Fig. 1  the distribution of scaled anomalies for June from Agassiz (711130-99999), with the flagged ones highlighted in red.  Distribution from all years before 2021 is in black, and from all years including 2021 in grey. Blue is the fit to the data including skew and kurtosis using Gauss-Hermite polynomials. Note the logarithmic y-axis. 

Here again, a handful of observations were being flagged because they fall beyond the bulk, but only when ignoring others from the incomplete calendar year.  What we also noted was the single observation at the low end being flagged.  This test should look for gaps at least two bin-widths wide (so two consecutive empty bins), and this doesn't seem to have been the case.  We fixed that at the same time as the other changes.

As for the climatological check, we treated the complete and incomplete years separately, which meant that these observations were now tentatively flagged, which can be unset by the neighbour check (Figure 2).

Fig 2. Same as Fig. 1, but with the data from June 2021 now being correctly marked as tentatively flagged.  Orange vertical lines are derived from the fit of the distribution (blue) to complete years only (black), and red ones are where a gap has been found.  The Purple and Pink are derived when including the final month.

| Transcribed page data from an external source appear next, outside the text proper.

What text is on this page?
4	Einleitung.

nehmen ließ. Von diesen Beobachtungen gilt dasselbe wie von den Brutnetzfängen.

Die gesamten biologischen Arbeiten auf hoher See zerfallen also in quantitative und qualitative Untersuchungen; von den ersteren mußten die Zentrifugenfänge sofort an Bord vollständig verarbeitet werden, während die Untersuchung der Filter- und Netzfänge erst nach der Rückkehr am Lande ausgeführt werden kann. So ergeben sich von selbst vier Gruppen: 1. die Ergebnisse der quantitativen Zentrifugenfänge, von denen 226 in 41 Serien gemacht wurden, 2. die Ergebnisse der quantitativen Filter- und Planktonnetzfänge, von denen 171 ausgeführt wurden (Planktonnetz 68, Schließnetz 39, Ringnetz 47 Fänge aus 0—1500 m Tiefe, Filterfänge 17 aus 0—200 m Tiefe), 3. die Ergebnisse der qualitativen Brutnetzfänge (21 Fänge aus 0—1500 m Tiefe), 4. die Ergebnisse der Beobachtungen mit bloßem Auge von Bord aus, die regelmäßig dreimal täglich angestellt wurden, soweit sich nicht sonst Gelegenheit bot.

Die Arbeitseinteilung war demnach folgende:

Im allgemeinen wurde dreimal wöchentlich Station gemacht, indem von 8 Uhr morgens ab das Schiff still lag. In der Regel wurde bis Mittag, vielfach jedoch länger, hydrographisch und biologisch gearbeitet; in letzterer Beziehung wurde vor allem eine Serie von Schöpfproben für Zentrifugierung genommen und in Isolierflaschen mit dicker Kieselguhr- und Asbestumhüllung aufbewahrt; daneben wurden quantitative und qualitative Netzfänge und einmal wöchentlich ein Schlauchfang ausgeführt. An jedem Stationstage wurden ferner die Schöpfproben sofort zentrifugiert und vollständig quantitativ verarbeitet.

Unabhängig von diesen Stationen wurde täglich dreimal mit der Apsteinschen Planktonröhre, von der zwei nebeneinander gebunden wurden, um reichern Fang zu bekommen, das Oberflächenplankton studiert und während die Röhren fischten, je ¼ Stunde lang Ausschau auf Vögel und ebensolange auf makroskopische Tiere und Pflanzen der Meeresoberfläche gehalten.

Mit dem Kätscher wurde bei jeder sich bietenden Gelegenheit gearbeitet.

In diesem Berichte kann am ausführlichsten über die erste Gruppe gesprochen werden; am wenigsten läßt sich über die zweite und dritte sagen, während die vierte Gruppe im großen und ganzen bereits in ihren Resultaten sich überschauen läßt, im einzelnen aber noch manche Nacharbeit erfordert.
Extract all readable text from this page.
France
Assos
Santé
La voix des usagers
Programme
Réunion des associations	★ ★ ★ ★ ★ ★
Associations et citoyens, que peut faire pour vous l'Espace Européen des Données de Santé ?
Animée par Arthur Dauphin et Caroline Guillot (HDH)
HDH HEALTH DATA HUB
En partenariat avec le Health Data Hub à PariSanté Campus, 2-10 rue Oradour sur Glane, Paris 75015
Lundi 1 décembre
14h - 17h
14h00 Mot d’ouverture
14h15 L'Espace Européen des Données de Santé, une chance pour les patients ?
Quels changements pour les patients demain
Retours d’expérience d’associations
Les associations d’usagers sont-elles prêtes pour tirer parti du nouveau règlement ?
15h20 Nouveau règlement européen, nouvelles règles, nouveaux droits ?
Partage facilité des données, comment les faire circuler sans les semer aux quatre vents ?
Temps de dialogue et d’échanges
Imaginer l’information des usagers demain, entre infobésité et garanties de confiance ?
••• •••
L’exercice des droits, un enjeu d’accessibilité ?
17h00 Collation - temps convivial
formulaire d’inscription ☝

The final thing that we wanted to change was the nature of the curve being used to fit the distribution.  When putting this code together, we wanted to include skew and kurtosis, as the distributions were clearly non-gaussian.  At the time, we used Gauss-Hermite polynomials to obtain the fit with these higher moments of the distribution.  However, we have since found that these sometimes have artefacts which result in some "wiggles" in the distributions (see Figure 1).  Although this approach is still useful for gauging where to start looking for gaps in the distribution, but we thought that this was an opportunity to see what else could be done.  We tried using the same skewed distribution (no kurtosis) as for the climatological outlier check.

Fig. 3: Same as Fig. 2, but now using a skewed-Gaussian ditribution for the fit rather than the Gauss-Hermite polynomials.

For this month, it is a more sensible fit, and also has a co-benefit of moving the value from which this test starts searching for a gap to the right, and so includes all of the hot temperatures in June.